Por duas vezes abrio-se concorrência pública e por duas vezes foi anulada porque a elevação de preços era de tal ordem, que impossível se tornava aceitar qualquer das propostas.
Para situação d’este hospital forão escolhidos e adquiridos dous quarteirões abrangidos pela rua Mejor Gabriel e Boulevard Amazonas, rua Mocó e Av. Ayrão, compreendendo todas as benfeitorias existentes”.
Os alicerces do Hospital da Caridade foram parcialmente construídos no lugar do atual hospital Universitário getúlio Vargas e definitivamente abandonados meses depois. Algumas semanas atrás, nas escavações para a ampliação da cozinha do Hospital universitário, estes alicerces foram expostos. A obra foi interrompida durante algum tempo para que todos tivessem certeza que não tinham qualquer relação com as estrutura do atual Hospital. os trabalhos já proseguiram e o trator não deixou vestígio do hospital da Caridade.

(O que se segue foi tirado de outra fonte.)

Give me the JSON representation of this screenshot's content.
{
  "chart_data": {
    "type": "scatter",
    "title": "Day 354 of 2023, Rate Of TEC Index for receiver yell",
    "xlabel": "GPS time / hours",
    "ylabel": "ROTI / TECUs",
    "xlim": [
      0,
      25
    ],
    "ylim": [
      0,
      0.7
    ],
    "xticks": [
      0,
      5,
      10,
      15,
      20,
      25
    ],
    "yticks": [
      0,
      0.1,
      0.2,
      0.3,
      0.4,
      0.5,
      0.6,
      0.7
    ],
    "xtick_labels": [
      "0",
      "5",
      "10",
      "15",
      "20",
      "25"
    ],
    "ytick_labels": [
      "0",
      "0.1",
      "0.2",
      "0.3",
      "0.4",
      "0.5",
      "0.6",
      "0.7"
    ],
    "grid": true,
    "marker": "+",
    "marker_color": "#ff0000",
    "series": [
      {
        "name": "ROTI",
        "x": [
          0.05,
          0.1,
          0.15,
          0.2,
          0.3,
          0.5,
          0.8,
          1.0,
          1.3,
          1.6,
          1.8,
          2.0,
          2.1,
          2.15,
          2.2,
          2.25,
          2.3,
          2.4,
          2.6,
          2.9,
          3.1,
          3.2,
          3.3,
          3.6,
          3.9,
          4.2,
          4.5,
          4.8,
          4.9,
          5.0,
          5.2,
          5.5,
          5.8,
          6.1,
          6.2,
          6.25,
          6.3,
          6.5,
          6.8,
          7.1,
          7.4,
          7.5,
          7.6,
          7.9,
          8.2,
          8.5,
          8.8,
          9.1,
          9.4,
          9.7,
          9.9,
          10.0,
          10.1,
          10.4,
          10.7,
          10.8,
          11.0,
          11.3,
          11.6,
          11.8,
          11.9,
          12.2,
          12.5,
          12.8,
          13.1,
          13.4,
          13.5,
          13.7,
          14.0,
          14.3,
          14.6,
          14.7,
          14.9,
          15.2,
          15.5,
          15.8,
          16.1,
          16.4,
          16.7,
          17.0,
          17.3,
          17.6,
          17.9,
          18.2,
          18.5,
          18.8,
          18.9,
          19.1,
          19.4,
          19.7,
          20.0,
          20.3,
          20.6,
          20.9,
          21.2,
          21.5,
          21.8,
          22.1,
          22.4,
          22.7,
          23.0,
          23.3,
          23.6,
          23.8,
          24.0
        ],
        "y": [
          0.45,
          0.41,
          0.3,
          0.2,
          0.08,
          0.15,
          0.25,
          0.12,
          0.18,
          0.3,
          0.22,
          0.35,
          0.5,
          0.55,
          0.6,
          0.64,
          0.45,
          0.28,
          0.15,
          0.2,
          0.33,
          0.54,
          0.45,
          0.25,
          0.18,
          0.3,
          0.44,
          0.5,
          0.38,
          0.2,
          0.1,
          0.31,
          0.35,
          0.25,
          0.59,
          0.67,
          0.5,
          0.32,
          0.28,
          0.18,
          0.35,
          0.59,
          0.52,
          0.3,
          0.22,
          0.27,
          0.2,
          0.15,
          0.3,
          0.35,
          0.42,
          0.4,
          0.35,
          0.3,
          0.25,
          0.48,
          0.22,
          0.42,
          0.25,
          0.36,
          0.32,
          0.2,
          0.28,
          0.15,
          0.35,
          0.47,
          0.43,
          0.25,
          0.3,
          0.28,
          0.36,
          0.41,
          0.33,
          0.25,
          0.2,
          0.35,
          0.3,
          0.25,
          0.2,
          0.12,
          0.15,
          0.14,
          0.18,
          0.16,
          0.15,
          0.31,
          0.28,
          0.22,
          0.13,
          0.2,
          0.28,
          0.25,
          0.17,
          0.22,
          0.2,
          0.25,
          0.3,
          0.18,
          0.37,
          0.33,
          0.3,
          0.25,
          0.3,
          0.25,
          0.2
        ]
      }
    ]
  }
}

O relatório da Santa Casa de Manaus de 1923 mostra que o mecanismo de arrecadação era exatamente o mesmo utilizado no século XIV em Portugal, isto é, a concessão de auxílios de caridade e a contínua dificuldade financeira. No item impostos de Caridade diz: “A Santa Casa continua a gozar dos vários auxílios provenientes dos impostos de caridade, encontrando nesta fonte de receita uma contribuição valiosa que muito tem influido na atenuação das suas dificuldades financeiras”.

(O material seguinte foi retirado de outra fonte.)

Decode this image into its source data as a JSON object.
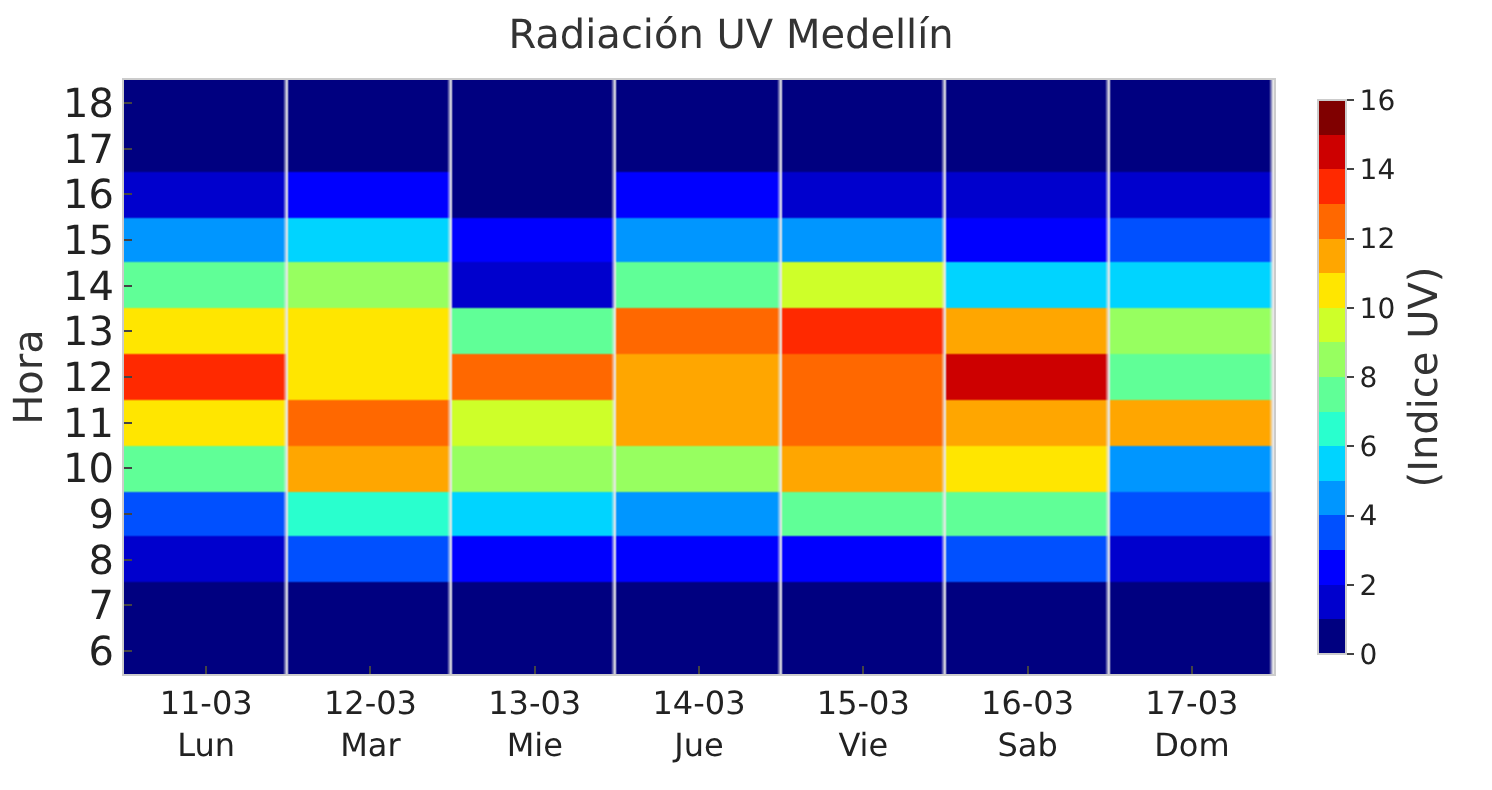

A última alteração estatutária na Santa Casa de manaus foi feita em 17 de dezembro de 1921 pelo Governador do estado do Amazonas Desembargador César Rego Couotinho através do decreto nº 1124. A essência fundamental continuou exatamente a mesma dos quatro séculos anteriores. No Artigo 1º dos novos Estatutos reza: “A Santa Casa de Misericórdia de Manuas é uma associaçao civil e humanitária que se propõe a exercer a caridade entre os seus membros e prestar seus serviços à humanidade sofredora especialmente aos enfermos pobres; tendo a sua sede nesta capital”.

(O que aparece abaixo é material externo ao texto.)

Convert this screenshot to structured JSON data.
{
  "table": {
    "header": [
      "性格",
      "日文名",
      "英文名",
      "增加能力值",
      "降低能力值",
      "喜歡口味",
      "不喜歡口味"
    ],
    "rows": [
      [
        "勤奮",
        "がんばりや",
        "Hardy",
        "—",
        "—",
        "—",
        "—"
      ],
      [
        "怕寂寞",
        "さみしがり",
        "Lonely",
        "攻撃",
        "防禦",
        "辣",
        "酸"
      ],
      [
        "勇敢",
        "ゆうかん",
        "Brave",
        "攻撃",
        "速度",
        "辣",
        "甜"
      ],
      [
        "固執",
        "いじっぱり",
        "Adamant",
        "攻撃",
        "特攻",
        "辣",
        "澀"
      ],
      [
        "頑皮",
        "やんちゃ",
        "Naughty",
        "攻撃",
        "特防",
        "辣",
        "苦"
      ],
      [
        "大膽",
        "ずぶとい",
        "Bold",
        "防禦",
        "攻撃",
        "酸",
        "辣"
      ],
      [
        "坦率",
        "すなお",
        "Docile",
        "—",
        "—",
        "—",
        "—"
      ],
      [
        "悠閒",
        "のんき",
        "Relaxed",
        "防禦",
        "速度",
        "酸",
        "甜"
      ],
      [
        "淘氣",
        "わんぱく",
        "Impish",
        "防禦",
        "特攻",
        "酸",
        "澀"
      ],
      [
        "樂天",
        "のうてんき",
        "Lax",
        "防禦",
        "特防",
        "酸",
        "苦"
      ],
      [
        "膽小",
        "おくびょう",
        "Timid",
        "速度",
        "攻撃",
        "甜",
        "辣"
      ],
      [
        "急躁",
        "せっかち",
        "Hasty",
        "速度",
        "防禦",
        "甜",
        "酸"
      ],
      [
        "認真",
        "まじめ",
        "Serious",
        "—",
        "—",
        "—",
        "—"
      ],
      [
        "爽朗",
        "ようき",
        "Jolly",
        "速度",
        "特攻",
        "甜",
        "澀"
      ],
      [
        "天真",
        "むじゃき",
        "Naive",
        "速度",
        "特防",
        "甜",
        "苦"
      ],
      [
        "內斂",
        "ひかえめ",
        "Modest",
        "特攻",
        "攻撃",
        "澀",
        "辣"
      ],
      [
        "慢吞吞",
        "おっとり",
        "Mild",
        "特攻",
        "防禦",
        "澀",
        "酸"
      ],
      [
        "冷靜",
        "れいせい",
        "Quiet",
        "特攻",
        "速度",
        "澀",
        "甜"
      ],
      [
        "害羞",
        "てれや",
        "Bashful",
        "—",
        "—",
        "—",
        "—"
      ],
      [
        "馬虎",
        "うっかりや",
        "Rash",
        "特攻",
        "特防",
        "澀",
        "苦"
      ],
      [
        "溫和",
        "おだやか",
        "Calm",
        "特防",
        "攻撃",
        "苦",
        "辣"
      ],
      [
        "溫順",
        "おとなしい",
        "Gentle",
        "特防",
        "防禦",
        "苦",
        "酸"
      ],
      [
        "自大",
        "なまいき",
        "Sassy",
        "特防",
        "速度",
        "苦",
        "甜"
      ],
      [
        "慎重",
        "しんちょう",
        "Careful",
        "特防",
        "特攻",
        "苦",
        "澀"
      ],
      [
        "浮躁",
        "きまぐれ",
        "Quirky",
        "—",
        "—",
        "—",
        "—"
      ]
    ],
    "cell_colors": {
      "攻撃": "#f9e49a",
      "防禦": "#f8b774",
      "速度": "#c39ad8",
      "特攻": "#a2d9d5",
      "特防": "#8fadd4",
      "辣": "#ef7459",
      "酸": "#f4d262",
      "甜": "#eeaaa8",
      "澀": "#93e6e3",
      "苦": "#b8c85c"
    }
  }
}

Com as transformações ocorridas no Brasil nas últimas décadas os problemas das santas Casas tornaram-se agudos. A partir de 1964 com a centralização administrativa presidenciária no recolhimento das contribuições compulsórias e da nova orientação na prestação de serviços não tinha mais espaço para a caridade cristã das Misericórdias. Desta forma, elas foram incorporadas como prestadores de serviço para a previdência Social e pouco a pouco deixaram de fazer os atendimentos dos indigentes.
Alguns anos atrás os amazonenses enguliram goela abaixo uma intensa campanha publicitária com chamada do tipo A santa Casa não pode morrer e Salve a Santa Casa, com o sorteio de carros e outros prêmios. Milhares de cruzados foram arrecadados e a situação não foi modificada em nada. E o que é mais desalentador: nenhuma prestação de contas foi tornada pública.
enquanto o estado brasileiro não consolidar a certeza cristalina de que é dele a obrigação de promover a saúde coletiva, como um direito primário e alienável do cidadão, as Santas Casas continuarão a existir como cicratrizes da frágil associação da prática médica com a caridade cristã.